We also cannot generalize that these original probability trends would be stable for any starting pitcher. The probability trends and their stability are only representative of the shrinking subset of starting pitchers before their managers removed them due to performance issues, injury, strategy, etc. These starting pitchers subsets may appear unaffected by the pitch count, but their managers created this illusion with the well-timed removal of their starting pitchers. They understand the symptoms indicative of a declining pitcher and only extend the pitch count leash to starting pitchers who have shown current patterns of success. Removing managers from the equation would result in an increased number of starting pitchers faltering in the latter pitch counts as their pitches are better read by batters. Likewise, any runners left on base by the starting pitcher, but now the responsibility of a relief pitcher, would have an increased likelihood of scoring if the starting pitchers were not removed as originally planned by their managers. Starting pitchers do notice these symptoms and may gravitate to finishing another inning, but each additional pitch could potentially damage the score significantly. Trust in the manager and let him bear the responsibility at these critical points.
Holy shit
This is incredibly in depth. Want to make sure I am following. The green lines are basically an adjustment for survivorship bias?
How do you think about the game situation when starters are taking out? i.e. Runners on base, splits vs upcoming batters…

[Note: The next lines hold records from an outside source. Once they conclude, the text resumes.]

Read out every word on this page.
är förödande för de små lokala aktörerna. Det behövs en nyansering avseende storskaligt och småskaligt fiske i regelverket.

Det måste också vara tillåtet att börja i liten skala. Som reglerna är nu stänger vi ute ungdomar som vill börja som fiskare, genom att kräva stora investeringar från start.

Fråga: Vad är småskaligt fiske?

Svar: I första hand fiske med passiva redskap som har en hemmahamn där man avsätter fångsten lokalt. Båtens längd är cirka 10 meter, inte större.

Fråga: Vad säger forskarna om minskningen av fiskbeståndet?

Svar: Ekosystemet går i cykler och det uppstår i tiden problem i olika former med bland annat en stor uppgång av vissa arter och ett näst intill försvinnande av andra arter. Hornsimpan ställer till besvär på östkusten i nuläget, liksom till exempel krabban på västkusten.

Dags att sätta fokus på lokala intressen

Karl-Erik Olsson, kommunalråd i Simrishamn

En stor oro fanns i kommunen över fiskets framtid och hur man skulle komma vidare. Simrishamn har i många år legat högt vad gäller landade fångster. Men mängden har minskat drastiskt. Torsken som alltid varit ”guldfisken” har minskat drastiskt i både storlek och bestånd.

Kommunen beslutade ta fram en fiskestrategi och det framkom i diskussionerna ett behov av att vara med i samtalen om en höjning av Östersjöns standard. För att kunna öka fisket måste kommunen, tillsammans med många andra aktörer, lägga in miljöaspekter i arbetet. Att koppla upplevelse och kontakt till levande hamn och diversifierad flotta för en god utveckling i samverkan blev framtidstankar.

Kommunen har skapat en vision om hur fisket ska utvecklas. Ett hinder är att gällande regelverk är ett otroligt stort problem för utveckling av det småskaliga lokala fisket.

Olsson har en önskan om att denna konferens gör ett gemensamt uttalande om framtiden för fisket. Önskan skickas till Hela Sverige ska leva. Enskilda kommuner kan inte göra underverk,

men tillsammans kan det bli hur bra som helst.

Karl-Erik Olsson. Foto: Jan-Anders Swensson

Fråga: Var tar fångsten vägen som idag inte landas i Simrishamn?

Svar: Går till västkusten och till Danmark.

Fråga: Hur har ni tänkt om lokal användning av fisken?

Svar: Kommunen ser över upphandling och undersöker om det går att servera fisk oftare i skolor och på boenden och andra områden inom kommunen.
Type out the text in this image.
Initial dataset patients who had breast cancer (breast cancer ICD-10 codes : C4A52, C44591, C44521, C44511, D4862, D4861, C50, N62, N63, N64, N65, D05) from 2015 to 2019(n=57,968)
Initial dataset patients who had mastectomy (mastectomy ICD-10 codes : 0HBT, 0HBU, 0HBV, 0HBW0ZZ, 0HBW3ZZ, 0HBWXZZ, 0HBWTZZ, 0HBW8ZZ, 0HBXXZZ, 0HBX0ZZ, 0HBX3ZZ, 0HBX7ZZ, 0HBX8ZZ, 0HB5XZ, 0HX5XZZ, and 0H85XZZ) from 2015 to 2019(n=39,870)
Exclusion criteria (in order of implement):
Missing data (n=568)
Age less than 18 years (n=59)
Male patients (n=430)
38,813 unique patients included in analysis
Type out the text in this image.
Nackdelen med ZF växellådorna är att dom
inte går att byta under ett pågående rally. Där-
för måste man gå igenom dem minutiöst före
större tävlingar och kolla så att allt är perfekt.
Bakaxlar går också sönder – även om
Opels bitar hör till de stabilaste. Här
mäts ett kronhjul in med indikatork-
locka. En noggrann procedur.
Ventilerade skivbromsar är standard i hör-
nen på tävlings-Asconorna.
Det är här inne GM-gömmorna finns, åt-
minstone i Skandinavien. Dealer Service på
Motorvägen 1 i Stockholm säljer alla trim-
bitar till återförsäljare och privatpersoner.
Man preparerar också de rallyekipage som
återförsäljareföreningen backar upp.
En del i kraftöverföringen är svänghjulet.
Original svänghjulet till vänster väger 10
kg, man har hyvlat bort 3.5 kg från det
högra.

Yes, @BillbutnotTed, the purpose of Section V is to remove the survivorship bias; the green lines are these adjusted probabilities. By doing so, this uncovered one of my key findings that pitchers generally do not pitch less accurately as the pitch count increases; rather the batters begin to get better reads on their pitches and make better contact.
The game situation for when the starters are removed is generalized in this study. But it may be worth plotting the probabilities of different game situations when the starting pitcher is removed (or when runs occur) as the pitch count increases.